• September 24, 2014
"Alice in Wonderland". Licensed under Public domain via Wikimedia Commons - http://commons.wikimedia.org/wiki/File:Alice_in_Wonderland.jpg#mediaviewer/File:Alice_in_Wonderland.jpg

“Alice in Wonderland”. Licensed under Public domain via Wikimedia Commons

Todd Sharkey does not like the officials of the City of Shoreview who rejected his application for a variance, it seems, and the lack of fond feelings might be mutual.

But what I find informative and interesting about his win at the Minnesota Court of Appeals reversing the trial court’s dismissal of his lawsuit is neither his underlying claim nor the defendants’ defenses.
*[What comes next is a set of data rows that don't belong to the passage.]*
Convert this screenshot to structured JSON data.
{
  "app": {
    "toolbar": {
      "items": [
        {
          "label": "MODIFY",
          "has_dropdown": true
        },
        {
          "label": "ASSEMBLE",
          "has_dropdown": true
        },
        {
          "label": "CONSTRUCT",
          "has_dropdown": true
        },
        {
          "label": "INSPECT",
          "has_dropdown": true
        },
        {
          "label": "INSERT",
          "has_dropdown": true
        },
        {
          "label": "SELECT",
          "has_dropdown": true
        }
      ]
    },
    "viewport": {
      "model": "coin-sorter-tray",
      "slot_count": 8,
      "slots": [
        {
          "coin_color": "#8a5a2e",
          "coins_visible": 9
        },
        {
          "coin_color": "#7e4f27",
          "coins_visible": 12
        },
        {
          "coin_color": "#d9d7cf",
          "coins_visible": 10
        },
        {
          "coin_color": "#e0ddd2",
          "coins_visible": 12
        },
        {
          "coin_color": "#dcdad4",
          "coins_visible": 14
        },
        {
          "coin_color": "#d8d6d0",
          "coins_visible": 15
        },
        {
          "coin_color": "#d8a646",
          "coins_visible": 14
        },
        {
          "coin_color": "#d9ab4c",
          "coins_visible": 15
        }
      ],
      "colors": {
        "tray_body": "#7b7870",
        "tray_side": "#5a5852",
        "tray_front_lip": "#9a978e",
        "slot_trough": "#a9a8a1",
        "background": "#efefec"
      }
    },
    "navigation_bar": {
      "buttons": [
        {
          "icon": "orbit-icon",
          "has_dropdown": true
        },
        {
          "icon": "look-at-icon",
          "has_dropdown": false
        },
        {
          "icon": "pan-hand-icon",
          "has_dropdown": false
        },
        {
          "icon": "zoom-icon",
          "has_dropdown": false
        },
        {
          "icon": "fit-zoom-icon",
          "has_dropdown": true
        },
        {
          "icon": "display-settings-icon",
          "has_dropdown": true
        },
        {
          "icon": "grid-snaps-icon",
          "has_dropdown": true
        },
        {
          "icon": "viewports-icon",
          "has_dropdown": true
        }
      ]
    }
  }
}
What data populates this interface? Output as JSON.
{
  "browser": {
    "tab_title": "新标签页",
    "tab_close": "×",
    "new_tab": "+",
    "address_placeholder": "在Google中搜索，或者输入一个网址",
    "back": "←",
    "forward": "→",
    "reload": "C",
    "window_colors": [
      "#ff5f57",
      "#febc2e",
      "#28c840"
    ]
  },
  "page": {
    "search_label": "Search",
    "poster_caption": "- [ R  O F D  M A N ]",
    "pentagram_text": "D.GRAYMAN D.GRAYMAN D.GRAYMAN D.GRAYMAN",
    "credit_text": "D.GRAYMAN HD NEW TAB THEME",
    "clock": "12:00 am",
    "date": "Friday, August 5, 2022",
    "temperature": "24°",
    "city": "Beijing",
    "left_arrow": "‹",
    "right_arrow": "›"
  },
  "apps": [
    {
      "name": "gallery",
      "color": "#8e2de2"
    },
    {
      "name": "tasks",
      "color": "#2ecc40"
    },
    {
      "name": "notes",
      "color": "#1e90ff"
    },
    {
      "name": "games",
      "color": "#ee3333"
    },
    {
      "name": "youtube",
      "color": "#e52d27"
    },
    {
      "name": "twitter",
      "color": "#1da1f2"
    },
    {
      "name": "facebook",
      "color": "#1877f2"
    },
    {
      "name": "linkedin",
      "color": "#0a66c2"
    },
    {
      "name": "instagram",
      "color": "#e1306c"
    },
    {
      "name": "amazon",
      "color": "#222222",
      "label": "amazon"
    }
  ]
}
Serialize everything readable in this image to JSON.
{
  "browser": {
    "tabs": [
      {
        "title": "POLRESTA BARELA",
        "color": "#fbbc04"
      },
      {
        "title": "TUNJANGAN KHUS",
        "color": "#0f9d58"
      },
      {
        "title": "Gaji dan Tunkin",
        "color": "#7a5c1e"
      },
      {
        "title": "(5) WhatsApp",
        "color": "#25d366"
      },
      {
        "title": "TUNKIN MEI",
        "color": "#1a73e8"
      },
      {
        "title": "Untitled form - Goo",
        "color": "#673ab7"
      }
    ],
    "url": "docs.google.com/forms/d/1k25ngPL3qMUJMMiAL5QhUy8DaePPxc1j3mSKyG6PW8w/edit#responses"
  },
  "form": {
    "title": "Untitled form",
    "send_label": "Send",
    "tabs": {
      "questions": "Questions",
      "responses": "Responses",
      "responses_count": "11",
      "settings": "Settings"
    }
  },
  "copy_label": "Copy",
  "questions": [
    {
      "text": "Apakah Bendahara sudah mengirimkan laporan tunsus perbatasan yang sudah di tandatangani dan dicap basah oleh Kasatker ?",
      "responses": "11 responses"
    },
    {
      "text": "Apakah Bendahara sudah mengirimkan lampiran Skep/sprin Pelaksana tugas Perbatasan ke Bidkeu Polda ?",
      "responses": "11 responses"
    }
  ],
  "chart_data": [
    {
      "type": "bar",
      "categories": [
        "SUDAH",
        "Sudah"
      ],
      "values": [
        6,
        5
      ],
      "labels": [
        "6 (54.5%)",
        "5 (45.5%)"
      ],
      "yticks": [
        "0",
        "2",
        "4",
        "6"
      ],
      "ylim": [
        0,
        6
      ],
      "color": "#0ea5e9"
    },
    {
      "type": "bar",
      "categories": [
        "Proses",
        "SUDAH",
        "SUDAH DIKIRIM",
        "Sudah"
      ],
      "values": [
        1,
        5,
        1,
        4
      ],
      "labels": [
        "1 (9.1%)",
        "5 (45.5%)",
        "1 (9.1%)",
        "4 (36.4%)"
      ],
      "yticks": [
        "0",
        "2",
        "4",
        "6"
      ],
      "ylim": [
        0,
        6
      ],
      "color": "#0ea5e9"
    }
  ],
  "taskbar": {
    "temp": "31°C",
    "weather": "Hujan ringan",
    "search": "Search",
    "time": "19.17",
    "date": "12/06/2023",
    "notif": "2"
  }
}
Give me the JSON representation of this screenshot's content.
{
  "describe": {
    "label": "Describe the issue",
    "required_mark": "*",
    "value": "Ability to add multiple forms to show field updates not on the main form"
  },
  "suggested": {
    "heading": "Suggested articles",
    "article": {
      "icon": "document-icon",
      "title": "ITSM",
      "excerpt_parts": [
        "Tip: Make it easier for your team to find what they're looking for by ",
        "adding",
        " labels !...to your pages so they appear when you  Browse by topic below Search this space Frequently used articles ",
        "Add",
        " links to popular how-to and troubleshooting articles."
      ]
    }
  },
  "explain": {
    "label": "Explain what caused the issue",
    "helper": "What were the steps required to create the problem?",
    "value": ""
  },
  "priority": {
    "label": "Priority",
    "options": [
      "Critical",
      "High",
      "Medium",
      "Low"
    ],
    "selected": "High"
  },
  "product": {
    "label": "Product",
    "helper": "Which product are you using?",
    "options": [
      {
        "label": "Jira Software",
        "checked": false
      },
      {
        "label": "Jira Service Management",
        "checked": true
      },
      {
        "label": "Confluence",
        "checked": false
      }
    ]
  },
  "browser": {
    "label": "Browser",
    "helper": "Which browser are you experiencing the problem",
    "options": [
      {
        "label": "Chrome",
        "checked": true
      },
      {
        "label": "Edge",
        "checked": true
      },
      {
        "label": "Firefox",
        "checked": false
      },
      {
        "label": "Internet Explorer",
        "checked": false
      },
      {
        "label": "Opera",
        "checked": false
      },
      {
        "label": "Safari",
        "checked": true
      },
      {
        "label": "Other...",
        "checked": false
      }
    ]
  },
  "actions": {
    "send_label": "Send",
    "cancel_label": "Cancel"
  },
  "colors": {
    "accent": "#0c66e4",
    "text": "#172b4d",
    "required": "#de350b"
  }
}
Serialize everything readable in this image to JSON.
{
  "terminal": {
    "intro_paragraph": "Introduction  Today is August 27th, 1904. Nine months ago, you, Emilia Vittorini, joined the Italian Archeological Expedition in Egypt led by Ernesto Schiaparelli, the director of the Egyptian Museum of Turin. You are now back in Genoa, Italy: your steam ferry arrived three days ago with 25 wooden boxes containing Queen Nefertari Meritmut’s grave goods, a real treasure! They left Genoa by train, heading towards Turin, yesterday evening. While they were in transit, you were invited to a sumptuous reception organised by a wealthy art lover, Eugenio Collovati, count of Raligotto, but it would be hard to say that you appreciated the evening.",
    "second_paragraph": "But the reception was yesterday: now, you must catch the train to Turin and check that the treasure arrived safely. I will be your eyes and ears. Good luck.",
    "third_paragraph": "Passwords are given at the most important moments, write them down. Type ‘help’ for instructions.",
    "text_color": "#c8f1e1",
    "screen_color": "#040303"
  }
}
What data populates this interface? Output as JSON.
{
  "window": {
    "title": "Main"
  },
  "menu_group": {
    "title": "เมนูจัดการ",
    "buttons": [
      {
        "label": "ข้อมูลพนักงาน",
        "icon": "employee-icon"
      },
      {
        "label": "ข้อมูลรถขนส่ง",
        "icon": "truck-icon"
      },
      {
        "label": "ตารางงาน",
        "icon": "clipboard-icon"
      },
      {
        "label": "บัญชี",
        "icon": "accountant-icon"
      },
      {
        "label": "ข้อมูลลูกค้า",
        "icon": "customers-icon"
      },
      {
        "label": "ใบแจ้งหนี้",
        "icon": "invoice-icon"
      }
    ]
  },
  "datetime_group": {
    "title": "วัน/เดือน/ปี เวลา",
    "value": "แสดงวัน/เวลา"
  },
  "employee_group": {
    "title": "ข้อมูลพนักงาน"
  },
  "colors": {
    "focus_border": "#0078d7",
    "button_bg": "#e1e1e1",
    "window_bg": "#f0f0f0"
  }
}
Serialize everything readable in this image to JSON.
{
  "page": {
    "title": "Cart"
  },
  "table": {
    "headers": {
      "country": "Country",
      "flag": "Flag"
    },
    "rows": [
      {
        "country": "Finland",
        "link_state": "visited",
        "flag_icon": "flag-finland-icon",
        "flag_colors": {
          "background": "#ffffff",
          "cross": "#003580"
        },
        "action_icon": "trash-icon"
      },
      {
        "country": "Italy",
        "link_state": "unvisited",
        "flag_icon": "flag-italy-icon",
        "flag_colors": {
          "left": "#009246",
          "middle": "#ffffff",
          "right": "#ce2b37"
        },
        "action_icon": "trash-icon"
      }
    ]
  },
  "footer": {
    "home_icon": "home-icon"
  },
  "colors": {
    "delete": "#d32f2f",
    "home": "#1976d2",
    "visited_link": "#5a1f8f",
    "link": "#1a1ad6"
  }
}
What I find informative and interesting is how his case came to be before the Court of Appeals.

Defendants brought a motion to dismiss. In response, Sharkey sought to amend his complaint. The trial court refused to let him amend his complaint finding that he could not amend his pleading since defendants had brought a motion to dismiss.

The question on appeal: is a “motion” a “responsive pleading” such that Sharkey could not amend his complaint “as of right” after defendants filed their motion? Minn. R. Civ. Proc. 15.01.

According to the Minnesota Court of Appeals decision, “No Minnesota case addresses this issue…”

I am a little surprised that there is no case law on this but, on the other hand, we all have to appreciate that there are an infinite number of issues that are so obvious that we should not be surprised that no court has addressed them. (Issue: “Could a criminal defendant’s lewd gesture to law enforcement in response to being given her Miranda rights be reasonably interpreted to be a waiver of her Sixth Amendment right to legal counsel?”)

So, yeah, no, a motion to dismiss is not a “responsive pleading.” The key word is PLEADING. The rules of civil procedure define pleading. Minn. R. Civ. P. 7(a). For good measure the rules separately cover “motions and other papers.” Minn. R. Civ. P. 7(b).

And the fact that a Minnesota trial court held otherwise is the kind of error that it is difficult for civil litigators to foresee or predict.